The beauty and the power of the cross of Christ is seen and enjoyed in the blood-bought experience of obedience to Christ’s commands. Experiencing this is a dimension of joy that can be had no other way, and a Christian Hedonist will not be content without it.

That’s my first concern. There’s some preaching that is deficient in showing the whole purchase of the cross in its new covenant implications. And so the cross can be diminished by highlighting the cross alone.

Here’s another way of saying it. These preachers tend to shrink back from the apostolic intention of the law of Christ (1 Corinthians 9:21) — the law of Christ unfolded in hundreds of New Testament commands that define the path of love that leads to life.

If you ask, “What’s the point of all these hundreds of commands in the New Testament? Don’t we just need the Spirit?” then the answer is, No, evidently not. Evidently, God’s way is to give you the commands and give you the Spirit who makes you love the commands. He could have done it another way. The New Testament could be one-third as long as it is: Christ died for you and purchased the Spirit. Go live by the Spirit. End of book.

Why? Why are there hundreds of particular commandments? It’s because he has another way to do it. He’s going to do it another way. It’s a better way. There’s more joy to be had in figuring out how the Spirit relates to the commandments than if you only had the Spirit without the commandments. It’s a better way. Or the Bible is false. I love the Bible. We love it. God, show me how these hundreds of commands are so good for us.

“The beauty of the cross of Christ is enjoyed in the blood-bought experience of obedience to Christ.”

So here’s my second concern. Some preachers are reticent to draw attention to the law of Christ, but instead of calling for obedience to all these commandments, they say things like this. And this comes from a very artificial law-gospel distinction. This is not good. Here’s what the commandments are for: “Show hospitality? Live without grumbling? You can’t do that. Christ did it for you. Perfectly hospitable. Never murmured. Trust the imputation of Christ’s obedience.” End of sermon. Celebrate.

That’s just so foreign to the New Testament to talk like that. That’s half a gospel based on half-grace offering half-joy. He accomplished more — so much more — by pouring out his blood for us. It’s a blood-bought holiness. It’s a blood-bought obedience. It’s a blood-bought suffering through patient endurance and fresh joy in him and his achievements on the cross.

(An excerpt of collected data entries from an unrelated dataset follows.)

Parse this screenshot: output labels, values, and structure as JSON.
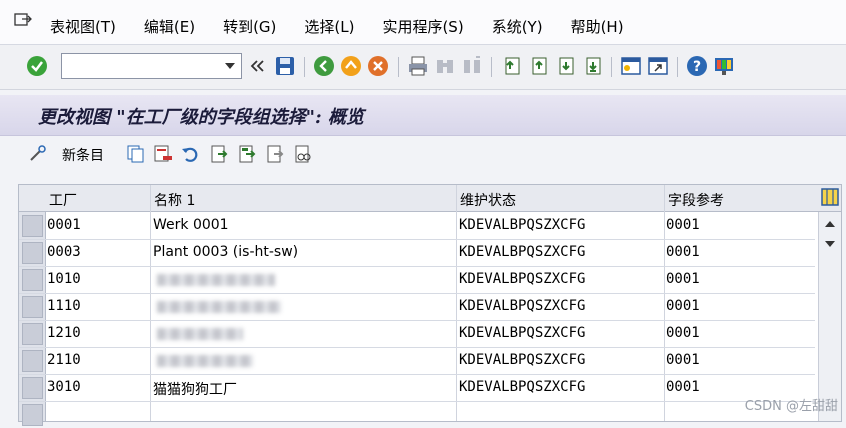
{
  "menu": [
    "表视图(T)",
    "编辑(E)",
    "转到(G)",
    "选择(L)",
    "实用程序(S)",
    "系统(Y)",
    "帮助(H)"
  ],
  "toolbar": {
    "command_value": ""
  },
  "title": "更改视图 \"在工厂级的字段组选择\": 概览",
  "app_toolbar": {
    "new_entry_label": "新条目"
  },
  "table": {
    "headers": {
      "plant": "工厂",
      "name": "名称 1",
      "maint_status": "维护状态",
      "field_ref": "字段参考"
    },
    "rows": [
      {
        "plant": "0001",
        "name": "Werk 0001",
        "status": "KDEVALBPQSZXCFG",
        "ref": "0001"
      },
      {
        "plant": "0003",
        "name": "Plant 0003 (is-ht-sw)",
        "status": "KDEVALBPQSZXCFG",
        "ref": "0001"
      },
      {
        "plant": "1010",
        "name": "",
        "status": "KDEVALBPQSZXCFG",
        "ref": "0001"
      },
      {
        "plant": "1110",
        "name": "",
        "status": "KDEVALBPQSZXCFG",
        "ref": "0001"
      },
      {
        "plant": "1210",
        "name": "",
        "status": "KDEVALBPQSZXCFG",
        "ref": "0001"
      },
      {
        "plant": "2110",
        "name": "",
        "status": "KDEVALBPQSZXCFG",
        "ref": "0001"
      },
      {
        "plant": "3010",
        "name": "猫猫狗狗工厂",
        "status": "KDEVALBPQSZXCFG",
        "ref": "0001"
      }
    ]
  },
  "watermark": "CSDN @左甜甜",
  "colors": {
    "accent": "#1b1b3a",
    "title_bg": "#d8d6ea"
  }
}
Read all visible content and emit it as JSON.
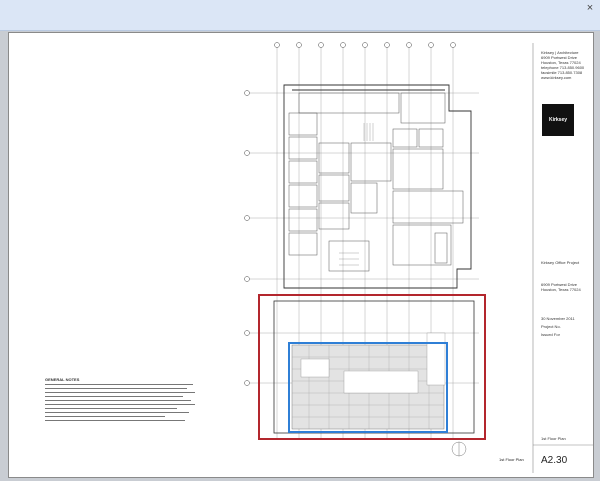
{
  "window": {
    "close_glyph": "×"
  },
  "title_block": {
    "firm_lines": [
      "Kirksey | Architecture",
      "6909 Portwest Drive",
      "Houston, Texas 77024",
      "telephone 713.850.9600",
      "facsimile 713.850.7308",
      "www.kirksey.com"
    ],
    "logo_text": "Kirksey",
    "project_name": "Kirksey Office Project",
    "project_address": [
      "6909 Portwest Drive",
      "Houston, Texas 77024"
    ],
    "date": "30 November 2011",
    "project_no": "Project No.",
    "issued_for": "Issued For",
    "sheet_title": "1st Floor Plan",
    "sheet_number": "A2.30",
    "label_floor_plan": "1st Floor Plan"
  },
  "notes": {
    "title": "GENERAL NOTES"
  },
  "colors": {
    "highlight_red": "#b3262d",
    "highlight_blue": "#2f7fd6"
  }
}
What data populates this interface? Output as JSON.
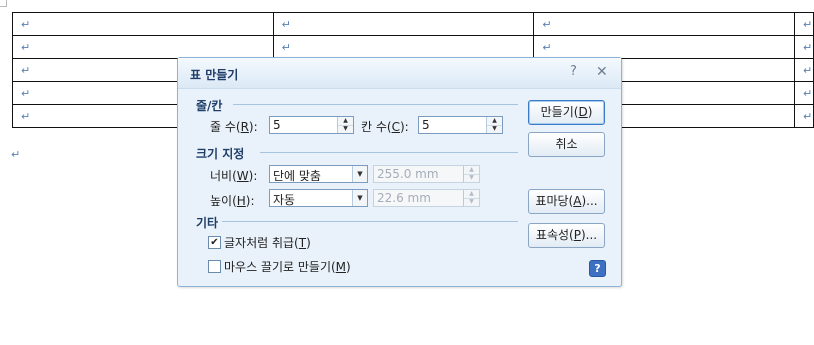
{
  "document": {
    "para_mark": "↵",
    "rows": [
      [
        "↵",
        "↵",
        "↵",
        "↵"
      ],
      [
        "↵",
        "↵",
        "↵",
        "↵"
      ],
      [
        "↵",
        "↵",
        "↵",
        "↵"
      ],
      [
        "↵",
        "↵",
        "↵",
        "↵"
      ],
      [
        "↵",
        "↵",
        "↵",
        "↵"
      ]
    ]
  },
  "dialog": {
    "title": "표 만들기",
    "help_icon": "?",
    "close_icon": "✕",
    "rows_cols_section": "줄/칸",
    "rows": {
      "label_prefix": "줄 수(",
      "mnemonic": "R",
      "label_suffix": "):",
      "value": "5"
    },
    "cols": {
      "label_prefix": "칸 수(",
      "mnemonic": "C",
      "label_suffix": "):",
      "value": "5"
    },
    "size_section": "크기 지정",
    "width": {
      "label_prefix": "너비(",
      "mnemonic": "W",
      "label_suffix": "):",
      "option": "단에 맞춤",
      "value": "255.0 mm"
    },
    "height": {
      "label_prefix": "높이(",
      "mnemonic": "H",
      "label_suffix": "):",
      "option": "자동",
      "value": "22.6 mm"
    },
    "other_section": "기타",
    "treat_as_char": {
      "label_prefix": "글자처럼 취급(",
      "mnemonic": "T",
      "label_suffix": ")",
      "checked": true
    },
    "mouse_drag": {
      "label_prefix": "마우스 끌기로 만들기(",
      "mnemonic": "M",
      "label_suffix": ")",
      "checked": false
    },
    "buttons": {
      "create": {
        "prefix": "만들기(",
        "mnemonic": "D",
        "suffix": ")"
      },
      "cancel": "취소",
      "table_style": {
        "prefix": "표마당(",
        "mnemonic": "A",
        "suffix": ")..."
      },
      "table_props": {
        "prefix": "표속성(",
        "mnemonic": "P",
        "suffix": ")..."
      }
    },
    "help_button": "?"
  }
}
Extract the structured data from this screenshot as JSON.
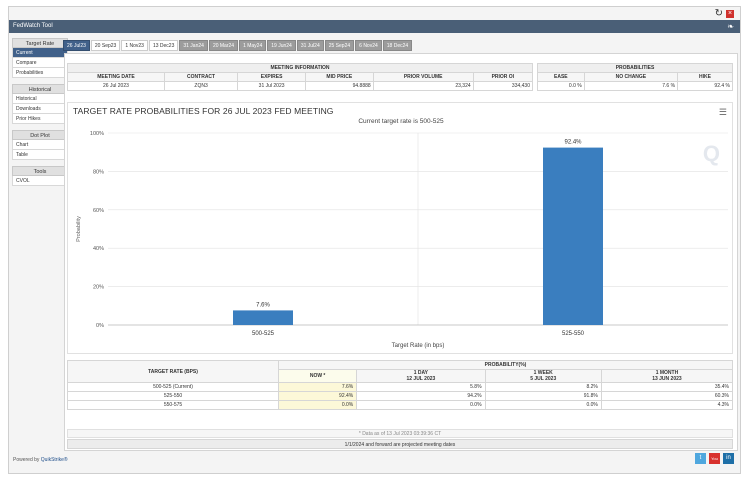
{
  "window": {
    "title": "FedWatch Tool",
    "refresh_icon": "↻",
    "close_icon": "×",
    "twitter_icon": "❧"
  },
  "sidebar": {
    "groups": [
      {
        "label": "Target Rate",
        "items": [
          "Current",
          "Compare",
          "Probabilities"
        ]
      },
      {
        "label": "Historical",
        "items": [
          "Historical",
          "Downloads",
          "Prior Hikes"
        ]
      },
      {
        "label": "Dot Plot",
        "items": [
          "Chart",
          "Table"
        ]
      },
      {
        "label": "Tools",
        "items": [
          "CVOL"
        ]
      }
    ],
    "active_item": "Current"
  },
  "tabs": [
    "26 Jul23",
    "20 Sep23",
    "1 Nov23",
    "13 Dec23",
    "31 Jan24",
    "20 Mar24",
    "1 May24",
    "19 Jun24",
    "31 Jul24",
    "25 Sep24",
    "6 Nov24",
    "18 Dec24"
  ],
  "meeting_info": {
    "header": "MEETING INFORMATION",
    "columns": [
      "MEETING DATE",
      "CONTRACT",
      "EXPIRES",
      "MID PRICE",
      "PRIOR VOLUME",
      "PRIOR OI"
    ],
    "values": [
      "26 Jul 2023",
      "ZQN3",
      "31 Jul 2023",
      "94.8888",
      "23,324",
      "334,430"
    ]
  },
  "probabilities": {
    "header": "PROBABILITIES",
    "columns": [
      "EASE",
      "NO CHANGE",
      "HIKE"
    ],
    "values": [
      "0.0 %",
      "7.6 %",
      "92.4 %"
    ]
  },
  "chart_data": {
    "type": "bar",
    "title": "TARGET RATE PROBABILITIES FOR 26 JUL 2023 FED MEETING",
    "subtitle": "Current target rate is 500-525",
    "xlabel": "Target Rate (in bps)",
    "ylabel": "Probability",
    "categories": [
      "500-525",
      "525-550"
    ],
    "values": [
      7.6,
      92.4
    ],
    "data_labels": [
      "7.6%",
      "92.4%"
    ],
    "ylim": [
      0,
      100
    ],
    "yticks": [
      0,
      20,
      40,
      60,
      80,
      100
    ],
    "ytick_labels": [
      "0%",
      "20%",
      "40%",
      "60%",
      "80%",
      "100%"
    ],
    "bar_color": "#3a7ebf",
    "grid": true,
    "watermark": "Q"
  },
  "prob_table": {
    "target_header": "TARGET RATE (BPS)",
    "prob_header": "PROBABILITY(%)",
    "columns": [
      {
        "l1": "NOW *",
        "l2": ""
      },
      {
        "l1": "1 DAY",
        "l2": "12 JUL 2023"
      },
      {
        "l1": "1 WEEK",
        "l2": "5 JUL 2023"
      },
      {
        "l1": "1 MONTH",
        "l2": "13 JUN 2023"
      }
    ],
    "rows": [
      {
        "rate": "500-525 (Current)",
        "vals": [
          "7.6%",
          "5.8%",
          "8.2%",
          "35.4%"
        ]
      },
      {
        "rate": "525-550",
        "vals": [
          "92.4%",
          "94.2%",
          "91.8%",
          "60.3%"
        ]
      },
      {
        "rate": "550-575",
        "vals": [
          "0.0%",
          "0.0%",
          "0.0%",
          "4.3%"
        ]
      }
    ],
    "note": "* Data as of 13 Jul 2023 03:39:36 CT",
    "footnote": "1/1/2024 and forward are projected meeting dates"
  },
  "footer": {
    "powered_prefix": "Powered by",
    "brand": "QuikStrike®",
    "social": [
      {
        "name": "twitter",
        "glyph": "t"
      },
      {
        "name": "youtube",
        "glyph": "You"
      },
      {
        "name": "linkedin",
        "glyph": "in"
      }
    ]
  },
  "colors": {
    "header_bar": "#4a5f77",
    "active_tab": "#41618a",
    "bar": "#3a7ebf",
    "highlight_cell": "#fcf8d8"
  }
}
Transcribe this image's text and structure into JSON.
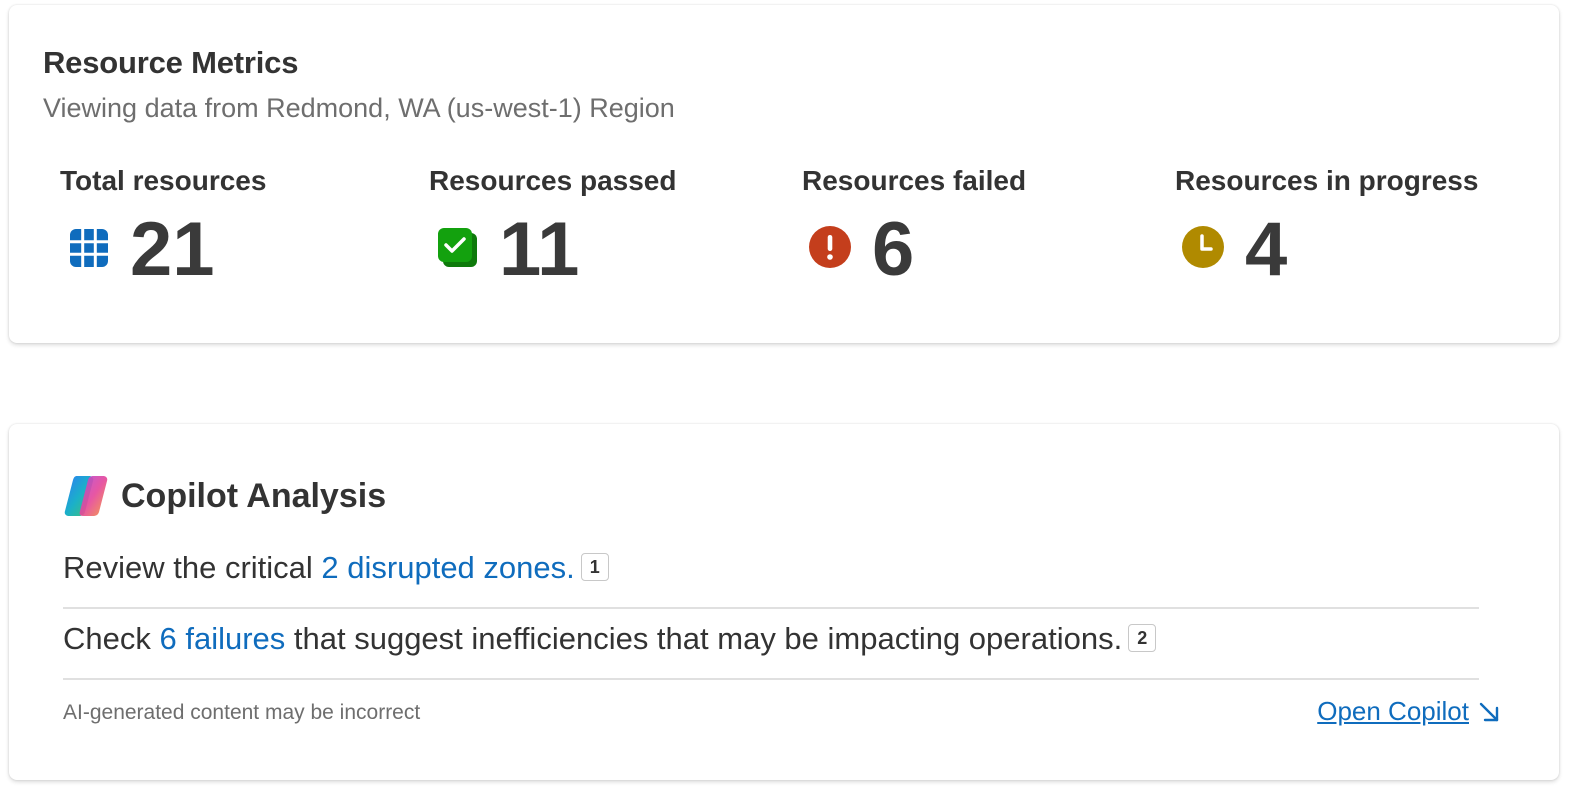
{
  "metrics": {
    "title": "Resource Metrics",
    "subtitle": "Viewing data from Redmond, WA (us-west-1) Region",
    "items": [
      {
        "label": "Total resources",
        "value": "21",
        "icon": "grid-icon",
        "color": "#0f6cbd"
      },
      {
        "label": "Resources passed",
        "value": "11",
        "icon": "checkbox-stack-icon",
        "color": "#13a10e"
      },
      {
        "label": "Resources failed",
        "value": "6",
        "icon": "error-circle-icon",
        "color": "#c43e1c"
      },
      {
        "label": "Resources in progress",
        "value": "4",
        "icon": "clock-icon",
        "color": "#b08a00"
      }
    ]
  },
  "copilot": {
    "title": "Copilot Analysis",
    "insights": [
      {
        "prefix": "Review the critical ",
        "link": "2 disrupted zones.",
        "suffix": "",
        "citation": "1"
      },
      {
        "prefix": "Check ",
        "link": "6 failures",
        "suffix": " that suggest inefficiencies that may be impacting operations.",
        "citation": "2"
      }
    ],
    "disclaimer": "AI-generated content may be incorrect",
    "open_label": "Open Copilot"
  },
  "colors": {
    "link": "#0f6cbd",
    "text": "#333333",
    "muted": "#6e6e6e"
  }
}
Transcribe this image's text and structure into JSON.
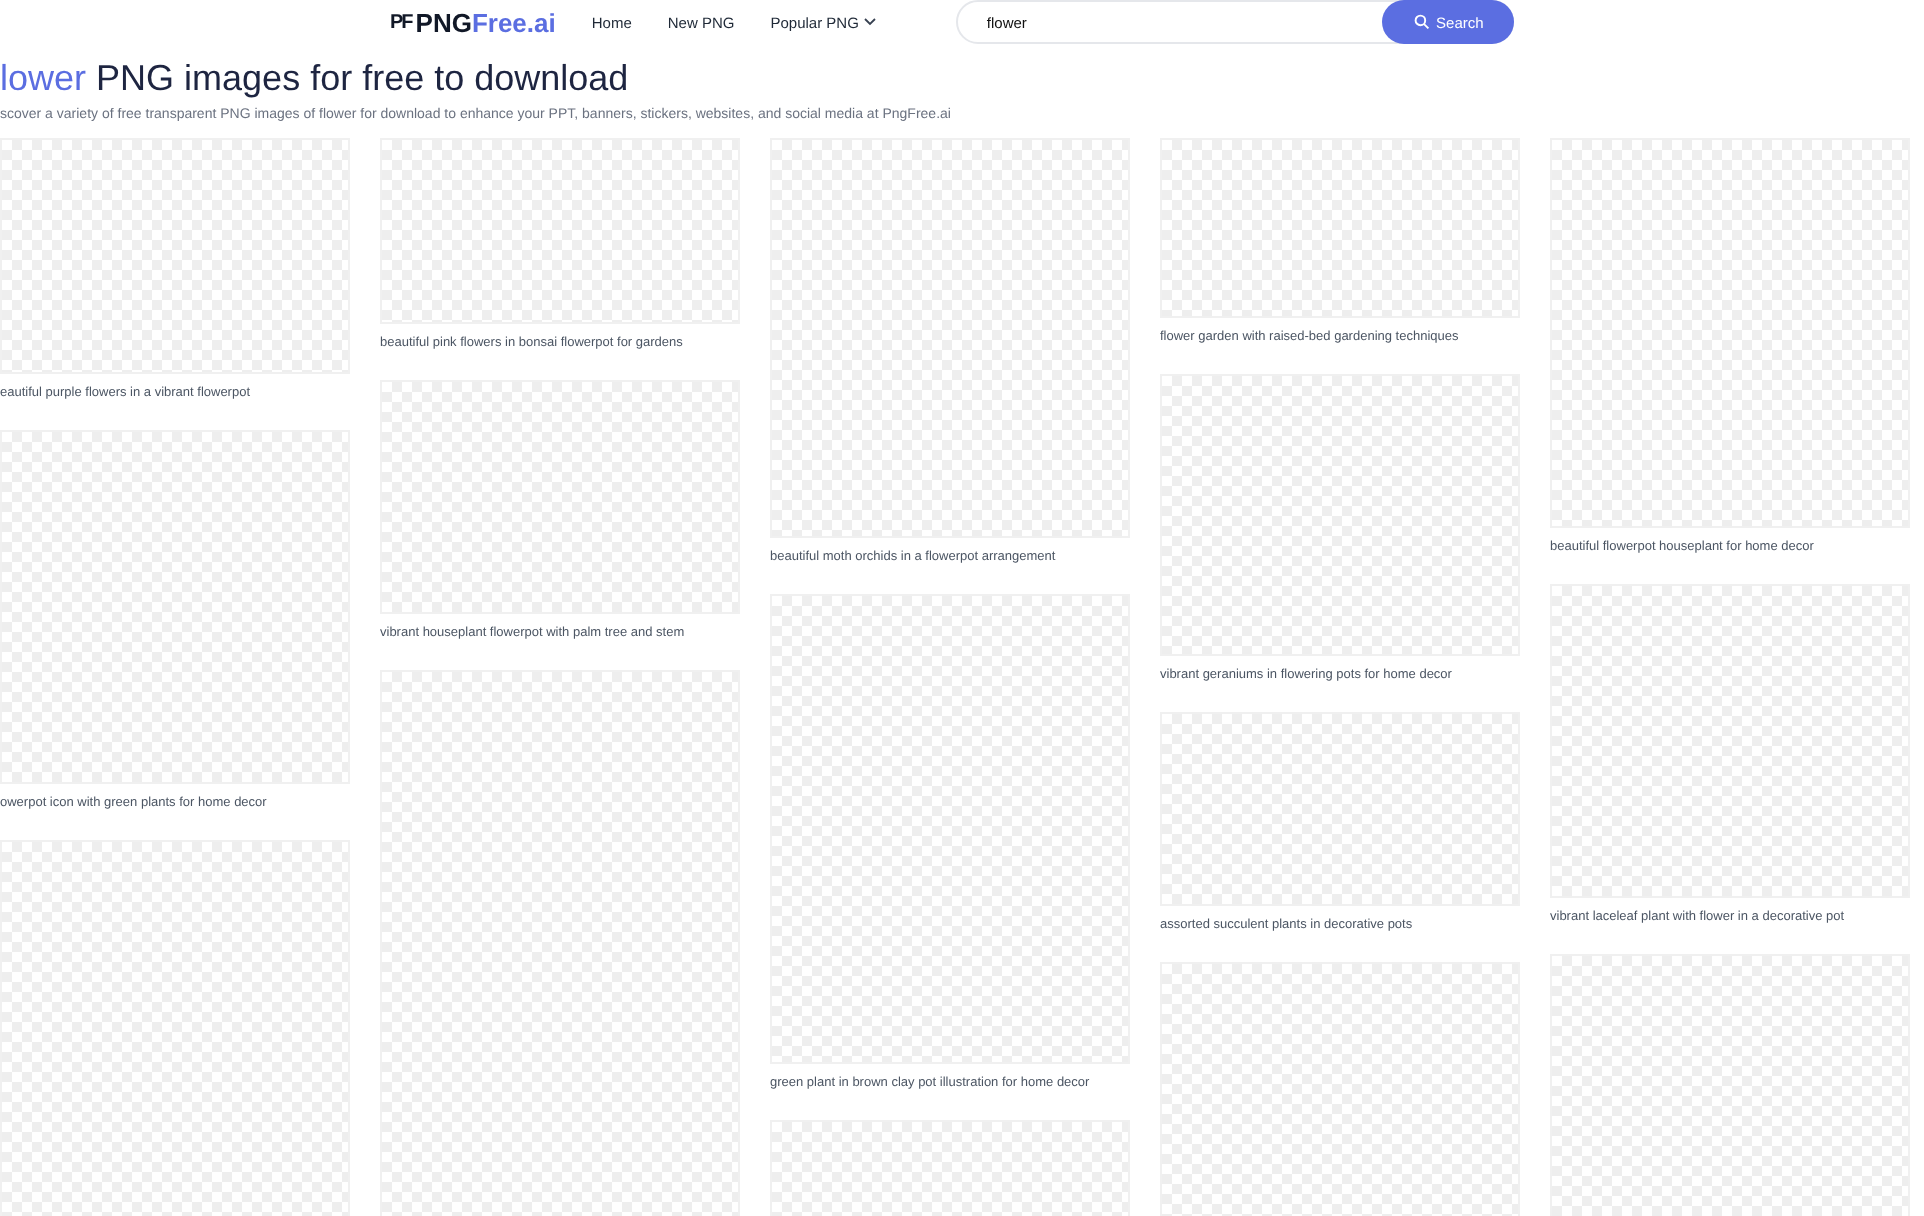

Don’t preach a half-gospel. All those commands are there to highlight the power of the Spirit bought by the blood of Jesus in your life.

It’s a grand achievement, what he did in dying for us. All those commandments in the New Testament are not given merely to expose our sin. They are given to show us the kind of life Christ died to create in his church — really create in his church. They are given so that by doing them, by faith in Christ — blood-bought power, gospel power — we might have more joy than only by circling back to justification, as precious and as often as we must do that.